Nazis Need To Be Defeated, Not Punched

And other answers to questions you didn’t ask.

“Holy crap! The Nazis are back! What are we gonna do?”—Freaked Out Phil

No one said being an American was going to be easy. Unless you’re white and rich. What happened in Charlottesville this weekend was unspeakably ugly and maybe should not have been so surprising. If you blow enough dog whistles for long enough, sooner or later, some packs of dogs are going to show up. Nazi dogs. KKK dogs. White supremacist dogs. Very, very bad dogs. Dogs that should not be given bacon treats.

In its latest Faustian deal for power, the Republican party has hitched its rainbow to the ugliest sewer of hateful bullshit yet. We used to fight wars against Nazis, not count on them as our political base. I’m glad my Nazi-fighting grandparents are not around to witness their current reign of hateful tiki-torch terror. (Although my grandmother loved to watch Fox News while she was alive; maybe she’d be ready for the massive irony sandwich we’re all eating.) Russia and neo-Nazis helped get a Republican elected President of America. This is not an episode of “The Man in the High Castle.” 

Racists everywhere seem suddenly empowered to walk around with their little Hitler haircuts and spew whatever kind of hateful garbage they want. In Germany, it’s illegal to deny the Holocaust. Do we want the government to tell us we can’t say racist, horrible, Nazi-loving stuff? No. Horrible people should be able to voice their opinions in public. They should be able to assemble in peace. Preferably not with cheap Walmart tiki torches. And people with better opinions should be able to shout them the hell down. Freedom of speech is about volume and endurance. Be louder, yell longer. And confront them to the ends of the Earth.

The Internet is the problem, naturally. You can live in whatever bubble you want. Filled with any kind of sulfur. And the internet will give you the sense that everyone in your bubble agrees with you. This is dangerous, because then suddenly you’re carrying a tiki torch and trying to save a Robert E. Lee statue in a town you’ve never even been to. Robert E. Lee was a loser. Many Civil War historians believe he blew the war. He could have gone for the tie. That would have been good enough to save the Confederate States. The North would have given up after a while. So I’m not sure why they have statues to a losing general. Does the University of Michigan have a statue of Chris Webber calling a timeout? No. No one should build statues for losers. General Lee statues are participation trophies. They are safe spaces to sniff sniff sniffle about how you woulda coulda and shoulda won the Civil War. There won’t be another one. 

What is it with Southern racists and the Confederacy? You’re not going to make it happen again. No matter how many white guys with white polo shirts you can get together. There are way more of us than there are of you. You may be having a bright shining moment after having having crawled from under your collective rocks, but it is fading. Faster now that the whole world saw what you guys do for fun this past weekend. We’ll be melting down General Lee’s statues and turning them into Safe Space Snowflake Zones with statues of Black Lesbians making out. Congratulations. You played yourselves.

And as amusing as all this “Punching Nazis” stuff is, it’s impossible to punch every racist and hatemonger in this country. The math is against you. They don’t need to be punched, they just need to be relentlessly messed with. Punch them in the wallet. Punch them in the brains.

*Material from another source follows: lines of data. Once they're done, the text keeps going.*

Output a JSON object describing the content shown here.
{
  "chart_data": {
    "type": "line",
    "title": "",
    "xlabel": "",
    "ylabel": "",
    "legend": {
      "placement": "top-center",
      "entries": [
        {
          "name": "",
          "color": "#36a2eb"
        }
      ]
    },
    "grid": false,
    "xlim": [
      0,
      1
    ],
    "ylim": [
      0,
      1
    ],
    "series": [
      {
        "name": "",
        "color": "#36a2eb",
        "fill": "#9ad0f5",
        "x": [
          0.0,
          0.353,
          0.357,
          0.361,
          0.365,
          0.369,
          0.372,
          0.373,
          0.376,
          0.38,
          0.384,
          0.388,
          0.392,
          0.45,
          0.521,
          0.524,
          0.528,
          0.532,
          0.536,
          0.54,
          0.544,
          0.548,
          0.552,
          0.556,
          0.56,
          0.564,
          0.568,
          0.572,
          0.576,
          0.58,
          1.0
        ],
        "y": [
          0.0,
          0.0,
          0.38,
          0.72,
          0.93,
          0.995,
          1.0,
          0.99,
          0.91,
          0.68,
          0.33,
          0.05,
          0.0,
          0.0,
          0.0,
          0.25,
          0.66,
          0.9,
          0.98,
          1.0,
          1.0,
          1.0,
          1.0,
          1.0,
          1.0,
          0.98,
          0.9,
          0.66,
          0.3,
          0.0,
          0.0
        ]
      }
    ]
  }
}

Punch them in their frail white male egos. That’s their mayonnaise-colored kryptonite. Even if the moral universe does not magically bend toward justice, it will bend there under the weight of all agitators. People fighting for their rights and the rights of others.

Nazism, the KKK and white supremacy are not on the rise; they’re just more out in the open. They’ve seen clear signals that it’s OK to come out from under the rocks. But truly, it is death-panging. Ending with a bang and a whimper. If you think this is annoying and terrifying for our country, just wait until that new version of Stephen King’s “It” comes out in a few weeks. We’ll be knee-deep in creepy clowns once again this Fall. 

Jim Behrle lives in Jersey City, NJ and works at a bookstore.